Preterm and low birth weight infants are at an early stage of development, and do not receive adequate maternal circadian signals. They are often cared for over prolonged periods of hospitalisation in neonatal intensive care units (NICU), where environmental circadian stimuli are lacking. Exposure to artificial light–dark cycles may stimulate the development of the circadian system and improve clinical outcomes. However, it remains uncertain whether cycled light (CL) is preferable to near darkness (ND) or continuous bright light (CBL) in fostering development and maturation, and reducing adverse neonatal health outcomes. This is an update of an earlier Cochrane review, last published in 2016.
To evaluate the benefits and harms of CL in preterm and low birth weight infants compared to ND or CBL.
We searched CENTRAL, PubMed, Embase, and two trial registries to September 2023. We also checked reference lists, and searched for retractions of included studies.
We included randomised controlled trials (RCTs) or quasi-RCTs in preterm infants (< 37 weeks' postmenstrual age (PMA)), or those with a low birth weight (< 2500 g), admitted and cared for in an NICU or a step-down unit, comparing CL with ND or CBL.
We used the standard review methods of the Cochrane Neonatal Review Group to assess the methodological quality of studies. We used the fixed-effect model with risk ratio (RR) and mean difference (MD), with their 95% confidence intervals (CIs) for dichotomous data. Our primary outcomes were (1) growth at three and six months' corrected age, (2) major neurodevelopmental disability, and (3) adverse effects. Our secondary outcomes were (4) retinopathy of prematurity, (5) duration of initial hospitalisation, (6) duration of oxygen treatment, and (7) parent satisfaction. We used GRADE to assess the certainty of evidence for each outcome.

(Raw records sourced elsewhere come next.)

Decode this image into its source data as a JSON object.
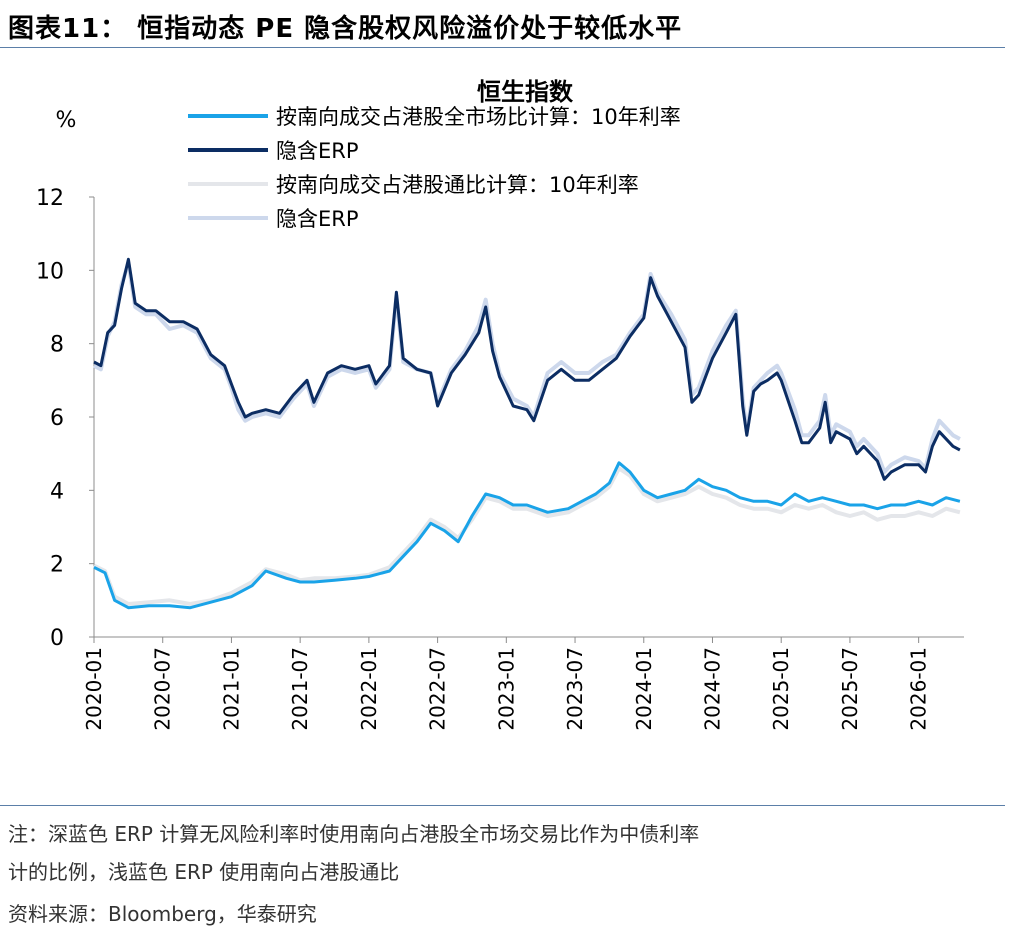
{
  "figure_title": "图表11： 恒指动态 PE 隐含股权风险溢价处于较低水平",
  "notes": {
    "line1": "注：深蓝色 ERP 计算无风险利率时使用南向占港股全市场交易比作为中债利率",
    "line2": "计的比例，浅蓝色 ERP 使用南向占港股通比",
    "source": "资料来源：Bloomberg，华泰研究"
  },
  "colors": {
    "rf_full_market": "#1aa3e8",
    "erp_full_market": "#0c2d63",
    "rf_connect": "#e4e6ea",
    "erp_connect": "#cdd8ec"
  },
  "chart_data": {
    "type": "line",
    "title": "恒生指数",
    "ylabel": "%",
    "xlabel": "",
    "ylim": [
      0,
      12
    ],
    "yticks": [
      "0",
      "2",
      "4",
      "6",
      "8",
      "10",
      "12"
    ],
    "xlim": [
      2020.0,
      2026.33
    ],
    "x_tick_labels": [
      "2020-01",
      "2020-07",
      "2021-01",
      "2021-07",
      "2022-01",
      "2022-07",
      "2023-01",
      "2023-07",
      "2024-01",
      "2024-07",
      "2025-01",
      "2025-07",
      "2026-01"
    ],
    "legend_position": "top-left",
    "series": [
      {
        "name": "按南向成交占港股通比计算：10年利率",
        "style": "light-gray",
        "points": [
          [
            2020.0,
            1.95
          ],
          [
            2020.08,
            1.8
          ],
          [
            2020.15,
            1.1
          ],
          [
            2020.25,
            0.9
          ],
          [
            2020.4,
            0.95
          ],
          [
            2020.55,
            1.0
          ],
          [
            2020.7,
            0.9
          ],
          [
            2020.85,
            1.0
          ],
          [
            2021.0,
            1.2
          ],
          [
            2021.15,
            1.5
          ],
          [
            2021.25,
            1.85
          ],
          [
            2021.4,
            1.7
          ],
          [
            2021.5,
            1.55
          ],
          [
            2021.6,
            1.6
          ],
          [
            2021.75,
            1.6
          ],
          [
            2021.9,
            1.65
          ],
          [
            2022.0,
            1.7
          ],
          [
            2022.15,
            1.9
          ],
          [
            2022.25,
            2.3
          ],
          [
            2022.35,
            2.7
          ],
          [
            2022.45,
            3.2
          ],
          [
            2022.55,
            3.0
          ],
          [
            2022.65,
            2.7
          ],
          [
            2022.75,
            3.2
          ],
          [
            2022.85,
            3.8
          ],
          [
            2022.95,
            3.7
          ],
          [
            2023.05,
            3.5
          ],
          [
            2023.15,
            3.5
          ],
          [
            2023.3,
            3.3
          ],
          [
            2023.45,
            3.4
          ],
          [
            2023.55,
            3.6
          ],
          [
            2023.65,
            3.8
          ],
          [
            2023.75,
            4.1
          ],
          [
            2023.82,
            4.6
          ],
          [
            2023.9,
            4.4
          ],
          [
            2024.0,
            3.9
          ],
          [
            2024.1,
            3.7
          ],
          [
            2024.2,
            3.8
          ],
          [
            2024.3,
            3.9
          ],
          [
            2024.4,
            4.1
          ],
          [
            2024.5,
            3.9
          ],
          [
            2024.6,
            3.8
          ],
          [
            2024.7,
            3.6
          ],
          [
            2024.8,
            3.5
          ],
          [
            2024.9,
            3.5
          ],
          [
            2025.0,
            3.4
          ],
          [
            2025.1,
            3.6
          ],
          [
            2025.2,
            3.5
          ],
          [
            2025.3,
            3.6
          ],
          [
            2025.4,
            3.4
          ],
          [
            2025.5,
            3.3
          ],
          [
            2025.6,
            3.4
          ],
          [
            2025.7,
            3.2
          ],
          [
            2025.8,
            3.3
          ],
          [
            2025.9,
            3.3
          ],
          [
            2026.0,
            3.4
          ],
          [
            2026.1,
            3.3
          ],
          [
            2026.2,
            3.5
          ],
          [
            2026.3,
            3.4
          ]
        ]
      },
      {
        "name": "按南向成交占港股全市场比计算：10年利率",
        "style": "light-blue",
        "points": [
          [
            2020.0,
            1.9
          ],
          [
            2020.08,
            1.75
          ],
          [
            2020.15,
            1.0
          ],
          [
            2020.25,
            0.8
          ],
          [
            2020.4,
            0.85
          ],
          [
            2020.55,
            0.85
          ],
          [
            2020.7,
            0.8
          ],
          [
            2020.85,
            0.95
          ],
          [
            2021.0,
            1.1
          ],
          [
            2021.15,
            1.4
          ],
          [
            2021.25,
            1.8
          ],
          [
            2021.4,
            1.6
          ],
          [
            2021.5,
            1.5
          ],
          [
            2021.6,
            1.5
          ],
          [
            2021.75,
            1.55
          ],
          [
            2021.9,
            1.6
          ],
          [
            2022.0,
            1.65
          ],
          [
            2022.15,
            1.8
          ],
          [
            2022.25,
            2.2
          ],
          [
            2022.35,
            2.6
          ],
          [
            2022.45,
            3.1
          ],
          [
            2022.55,
            2.9
          ],
          [
            2022.65,
            2.6
          ],
          [
            2022.75,
            3.3
          ],
          [
            2022.85,
            3.9
          ],
          [
            2022.95,
            3.8
          ],
          [
            2023.05,
            3.6
          ],
          [
            2023.15,
            3.6
          ],
          [
            2023.3,
            3.4
          ],
          [
            2023.45,
            3.5
          ],
          [
            2023.55,
            3.7
          ],
          [
            2023.65,
            3.9
          ],
          [
            2023.75,
            4.2
          ],
          [
            2023.82,
            4.75
          ],
          [
            2023.9,
            4.5
          ],
          [
            2024.0,
            4.0
          ],
          [
            2024.1,
            3.8
          ],
          [
            2024.2,
            3.9
          ],
          [
            2024.3,
            4.0
          ],
          [
            2024.4,
            4.3
          ],
          [
            2024.5,
            4.1
          ],
          [
            2024.6,
            4.0
          ],
          [
            2024.7,
            3.8
          ],
          [
            2024.8,
            3.7
          ],
          [
            2024.9,
            3.7
          ],
          [
            2025.0,
            3.6
          ],
          [
            2025.1,
            3.9
          ],
          [
            2025.2,
            3.7
          ],
          [
            2025.3,
            3.8
          ],
          [
            2025.4,
            3.7
          ],
          [
            2025.5,
            3.6
          ],
          [
            2025.6,
            3.6
          ],
          [
            2025.7,
            3.5
          ],
          [
            2025.8,
            3.6
          ],
          [
            2025.9,
            3.6
          ],
          [
            2026.0,
            3.7
          ],
          [
            2026.1,
            3.6
          ],
          [
            2026.2,
            3.8
          ],
          [
            2026.3,
            3.7
          ]
        ]
      },
      {
        "name": "隐含ERP",
        "legend_index": 3,
        "style": "pale-blue",
        "points": [
          [
            2020.0,
            7.4
          ],
          [
            2020.05,
            7.3
          ],
          [
            2020.1,
            8.2
          ],
          [
            2020.15,
            8.6
          ],
          [
            2020.2,
            9.6
          ],
          [
            2020.25,
            10.2
          ],
          [
            2020.3,
            9.0
          ],
          [
            2020.38,
            8.8
          ],
          [
            2020.45,
            8.8
          ],
          [
            2020.55,
            8.4
          ],
          [
            2020.65,
            8.5
          ],
          [
            2020.75,
            8.3
          ],
          [
            2020.85,
            7.6
          ],
          [
            2020.95,
            7.3
          ],
          [
            2021.0,
            6.8
          ],
          [
            2021.05,
            6.2
          ],
          [
            2021.1,
            5.9
          ],
          [
            2021.15,
            6.0
          ],
          [
            2021.25,
            6.1
          ],
          [
            2021.35,
            6.0
          ],
          [
            2021.45,
            6.5
          ],
          [
            2021.55,
            6.9
          ],
          [
            2021.6,
            6.3
          ],
          [
            2021.7,
            7.1
          ],
          [
            2021.8,
            7.3
          ],
          [
            2021.9,
            7.2
          ],
          [
            2022.0,
            7.3
          ],
          [
            2022.05,
            6.8
          ],
          [
            2022.15,
            7.3
          ],
          [
            2022.2,
            9.3
          ],
          [
            2022.25,
            7.5
          ],
          [
            2022.35,
            7.3
          ],
          [
            2022.45,
            7.2
          ],
          [
            2022.5,
            6.4
          ],
          [
            2022.6,
            7.3
          ],
          [
            2022.7,
            7.8
          ],
          [
            2022.8,
            8.5
          ],
          [
            2022.85,
            9.2
          ],
          [
            2022.9,
            8.0
          ],
          [
            2022.95,
            7.2
          ],
          [
            2023.05,
            6.5
          ],
          [
            2023.15,
            6.3
          ],
          [
            2023.2,
            6.0
          ],
          [
            2023.3,
            7.2
          ],
          [
            2023.4,
            7.5
          ],
          [
            2023.5,
            7.2
          ],
          [
            2023.6,
            7.2
          ],
          [
            2023.7,
            7.5
          ],
          [
            2023.8,
            7.7
          ],
          [
            2023.9,
            8.3
          ],
          [
            2024.0,
            8.8
          ],
          [
            2024.05,
            9.9
          ],
          [
            2024.1,
            9.4
          ],
          [
            2024.2,
            8.8
          ],
          [
            2024.3,
            8.1
          ],
          [
            2024.35,
            6.6
          ],
          [
            2024.4,
            6.8
          ],
          [
            2024.5,
            7.8
          ],
          [
            2024.6,
            8.5
          ],
          [
            2024.67,
            8.9
          ],
          [
            2024.72,
            6.5
          ],
          [
            2024.75,
            5.6
          ],
          [
            2024.8,
            6.8
          ],
          [
            2024.85,
            7.0
          ],
          [
            2024.9,
            7.2
          ],
          [
            2024.97,
            7.4
          ],
          [
            2025.0,
            7.2
          ],
          [
            2025.1,
            6.2
          ],
          [
            2025.15,
            5.5
          ],
          [
            2025.2,
            5.5
          ],
          [
            2025.28,
            5.9
          ],
          [
            2025.32,
            6.6
          ],
          [
            2025.36,
            5.5
          ],
          [
            2025.4,
            5.8
          ],
          [
            2025.5,
            5.6
          ],
          [
            2025.55,
            5.2
          ],
          [
            2025.6,
            5.4
          ],
          [
            2025.7,
            5.0
          ],
          [
            2025.75,
            4.5
          ],
          [
            2025.8,
            4.7
          ],
          [
            2025.9,
            4.9
          ],
          [
            2026.0,
            4.8
          ],
          [
            2026.05,
            4.6
          ],
          [
            2026.1,
            5.4
          ],
          [
            2026.15,
            5.9
          ],
          [
            2026.25,
            5.5
          ],
          [
            2026.3,
            5.4
          ]
        ]
      },
      {
        "name": "隐含ERP",
        "legend_index": 1,
        "style": "navy",
        "points": [
          [
            2020.0,
            7.5
          ],
          [
            2020.05,
            7.4
          ],
          [
            2020.1,
            8.3
          ],
          [
            2020.15,
            8.5
          ],
          [
            2020.2,
            9.5
          ],
          [
            2020.25,
            10.3
          ],
          [
            2020.3,
            9.1
          ],
          [
            2020.38,
            8.9
          ],
          [
            2020.45,
            8.9
          ],
          [
            2020.55,
            8.6
          ],
          [
            2020.65,
            8.6
          ],
          [
            2020.75,
            8.4
          ],
          [
            2020.85,
            7.7
          ],
          [
            2020.95,
            7.4
          ],
          [
            2021.0,
            6.9
          ],
          [
            2021.05,
            6.4
          ],
          [
            2021.1,
            6.0
          ],
          [
            2021.15,
            6.1
          ],
          [
            2021.25,
            6.2
          ],
          [
            2021.35,
            6.1
          ],
          [
            2021.45,
            6.6
          ],
          [
            2021.55,
            7.0
          ],
          [
            2021.6,
            6.4
          ],
          [
            2021.7,
            7.2
          ],
          [
            2021.8,
            7.4
          ],
          [
            2021.9,
            7.3
          ],
          [
            2022.0,
            7.4
          ],
          [
            2022.05,
            6.9
          ],
          [
            2022.15,
            7.4
          ],
          [
            2022.2,
            9.4
          ],
          [
            2022.25,
            7.6
          ],
          [
            2022.35,
            7.3
          ],
          [
            2022.45,
            7.2
          ],
          [
            2022.5,
            6.3
          ],
          [
            2022.6,
            7.2
          ],
          [
            2022.7,
            7.7
          ],
          [
            2022.8,
            8.3
          ],
          [
            2022.85,
            9.0
          ],
          [
            2022.9,
            7.8
          ],
          [
            2022.95,
            7.1
          ],
          [
            2023.05,
            6.3
          ],
          [
            2023.15,
            6.2
          ],
          [
            2023.2,
            5.9
          ],
          [
            2023.3,
            7.0
          ],
          [
            2023.4,
            7.3
          ],
          [
            2023.5,
            7.0
          ],
          [
            2023.6,
            7.0
          ],
          [
            2023.7,
            7.3
          ],
          [
            2023.8,
            7.6
          ],
          [
            2023.9,
            8.2
          ],
          [
            2024.0,
            8.7
          ],
          [
            2024.05,
            9.8
          ],
          [
            2024.1,
            9.3
          ],
          [
            2024.2,
            8.6
          ],
          [
            2024.3,
            7.9
          ],
          [
            2024.35,
            6.4
          ],
          [
            2024.4,
            6.6
          ],
          [
            2024.5,
            7.6
          ],
          [
            2024.6,
            8.3
          ],
          [
            2024.67,
            8.8
          ],
          [
            2024.72,
            6.3
          ],
          [
            2024.75,
            5.5
          ],
          [
            2024.8,
            6.7
          ],
          [
            2024.85,
            6.9
          ],
          [
            2024.9,
            7.0
          ],
          [
            2024.97,
            7.2
          ],
          [
            2025.0,
            7.0
          ],
          [
            2025.1,
            5.9
          ],
          [
            2025.15,
            5.3
          ],
          [
            2025.2,
            5.3
          ],
          [
            2025.28,
            5.7
          ],
          [
            2025.32,
            6.4
          ],
          [
            2025.36,
            5.3
          ],
          [
            2025.4,
            5.6
          ],
          [
            2025.5,
            5.4
          ],
          [
            2025.55,
            5.0
          ],
          [
            2025.6,
            5.2
          ],
          [
            2025.7,
            4.8
          ],
          [
            2025.75,
            4.3
          ],
          [
            2025.8,
            4.5
          ],
          [
            2025.9,
            4.7
          ],
          [
            2026.0,
            4.7
          ],
          [
            2026.05,
            4.5
          ],
          [
            2026.1,
            5.2
          ],
          [
            2026.15,
            5.6
          ],
          [
            2026.25,
            5.2
          ],
          [
            2026.3,
            5.1
          ]
        ]
      }
    ],
    "legend": [
      {
        "label": "按南向成交占港股全市场比计算：10年利率",
        "style": "light-blue"
      },
      {
        "label": "隐含ERP",
        "style": "navy"
      },
      {
        "label": "按南向成交占港股通比计算：10年利率",
        "style": "light-gray"
      },
      {
        "label": "隐含ERP",
        "style": "pale-blue"
      }
    ]
  }
}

We included 20 studies with 1633 infants. Data for meta-analysis were available for 11 studies (1126 infants). One study with multiple arms was included in both comparisons. We rated the overall risk of bias at the study level as high or unclear for all 20 studies that had one or several unclear or high risk of bias judgements across the domains.
Cycled light versus dimmed light or near darkness (10 studies)
The evidence is very uncertain about the effect of cycled light compared to dimmed light (reduction of illumination levels) or near darkness on weight at three months (MD 24.79, 95% CI -262.33 to 311.91; 2 studies, 187 infants; very low-certainty evidence), and weight at six months (MD 202, 95% CI -109.68 to 513.68; 1 study, 147 infants; very low-certainty evidence). The studies did not report any data for major neurodevelopmental disability. No data are available for adverse effects; it is uncertain if the absence of adverse effects is because none occurred, or because they were not identified and recorded. The evidence is very uncertain about the effect of cycled light compared to dimmed light or near darkness on the likelihood of developing retinopathy of prematurity of any stage (RR 0.89, 95% CI 0.76 to 1.03; 3 studies, 307 infants; very low-certainty evidence), and severe retinopathy of prematurity of stage 3 or higher (RR 0.98, 95% CI 0.59 to 1.61; 4 studies, 454 infants; very low-certainty evidence). Cycled light compared to dimmed light or near darkness may have little to no effect on the duration of initial hospitalisation (MD -3.04, 95% CI -7.86 to 1.78; 5 studies, 550 infants; very low-certainty evidence), but the evidence is very uncertain.
Cycled light versus continuous bright light (11 studies)
No data are available on the following primary outcomes, as no studies reported them: growth at three and six months' corrected age, major neurodevelopmental disability, and adverse effects. It is uncertain if the absence of adverse effects is because none occurred or because they were not identified and recorded. No data are available on retinopathy of prematurity, as no studies reported it. Cycled light compared to continuous bright light may reduce the duration of initial hospitalisation, but the evidence is very uncertain (MD -9.86, 95% CI -10.09 to -9.63; 5 studies, 499 infants; very low-certainty evidence).